A Igreja esteve sempre do lado do povo, especialmente no tempo da guerra. Agora sente o desafio de ser presença evangelizadora não mais numa região de guerra e contínuos conflitos, mas numa nova nação com outros tipos de desafios. Estamos a cerca de vinte dias para que seja proclamada oficialmente a independência do Sudão do Sul (09 de julho 2011). Como me sinto diante de tudo isso? Qual o sentindo e como vejo a minha presença missionária nesse novo país?
Primeiramente, me sinto contente com a missão que realizo e com a comunidade na qual me encontro. Além disso, todos que se encontram nessa terra vivemos esse momento histórico com grande expectativa e com muita esperança. Vejo que a independência política foi uma grande conquista e que custou a vida de dois milhões de pessoas. Há, porém, muitas outras independências a serem alcançadas, por exemplo, como ajudar o povo a caminhar com os próprios pés e a não depender de ajuda humanitária. Sinto-me desafiado como presença missionária a ajudar nesse processo.
Em segundo lugar, os povos dessa região são profundamente religiosos, portadores de ricas tradições e culturas, mas não suficientemente evangelizados. Também me pergunto como melhor ajudar o povo a conhecer e experimentar a história da salvação a partir de suas experiências religiosas, a valorizar suas religiões tradicionais através da inculturação e diálogo. Além disso, sinto o desafio de como colaborar para construir uma cultura de paz, direitos humanos e a tão urgente e necessária reconciliação entre povos que sofreram violência por muitos anos e aprenderam a ser violentos e que ainda carregam consigo os traumas da guerra.

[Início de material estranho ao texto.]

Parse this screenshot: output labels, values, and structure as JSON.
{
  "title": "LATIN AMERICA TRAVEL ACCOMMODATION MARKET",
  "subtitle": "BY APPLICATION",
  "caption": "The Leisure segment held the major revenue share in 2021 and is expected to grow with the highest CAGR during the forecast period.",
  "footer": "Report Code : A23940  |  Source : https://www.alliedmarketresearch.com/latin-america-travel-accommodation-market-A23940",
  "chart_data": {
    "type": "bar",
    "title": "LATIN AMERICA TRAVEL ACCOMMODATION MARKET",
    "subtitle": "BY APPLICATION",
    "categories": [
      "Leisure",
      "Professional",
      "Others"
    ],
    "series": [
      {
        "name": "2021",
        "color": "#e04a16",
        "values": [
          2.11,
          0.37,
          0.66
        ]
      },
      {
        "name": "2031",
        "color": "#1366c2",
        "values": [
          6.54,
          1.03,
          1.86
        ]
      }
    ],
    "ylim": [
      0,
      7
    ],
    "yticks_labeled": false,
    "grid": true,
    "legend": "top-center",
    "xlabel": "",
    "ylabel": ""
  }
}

A minha presença missionária é expressão de um grupo maior. Formamos uma família missionária que também se interroga diante de tantos novos desafios. Procuramos nos comprometer com a formação das lideranças desse novo país a partir dos valores evangélicos e ser presença transformadora a partir da força da Palavra de Deus. É nosso compromisso promover justiça, paz e reconciliação, autênticos valores do Reino de Deus, no meio e com o povo, conscientes de que há outras formas de evangelização. Para isso rezamos, procuramos novas estratégias e colaboradores. Confiamos também nas suas orações, pois precisamos construir uma nova ‘nação de cada tribo, língua e povo’ e desenvolver uma nova ação evangelizadora.
Por fim, rezo para que a Trindade Santa seja nossa proteção e luz divina inspiradora. Que a mesma Trindade abençoe a você e sua família e os conserve na saúde e na paz. Muito axé e ternura do Deus da vida.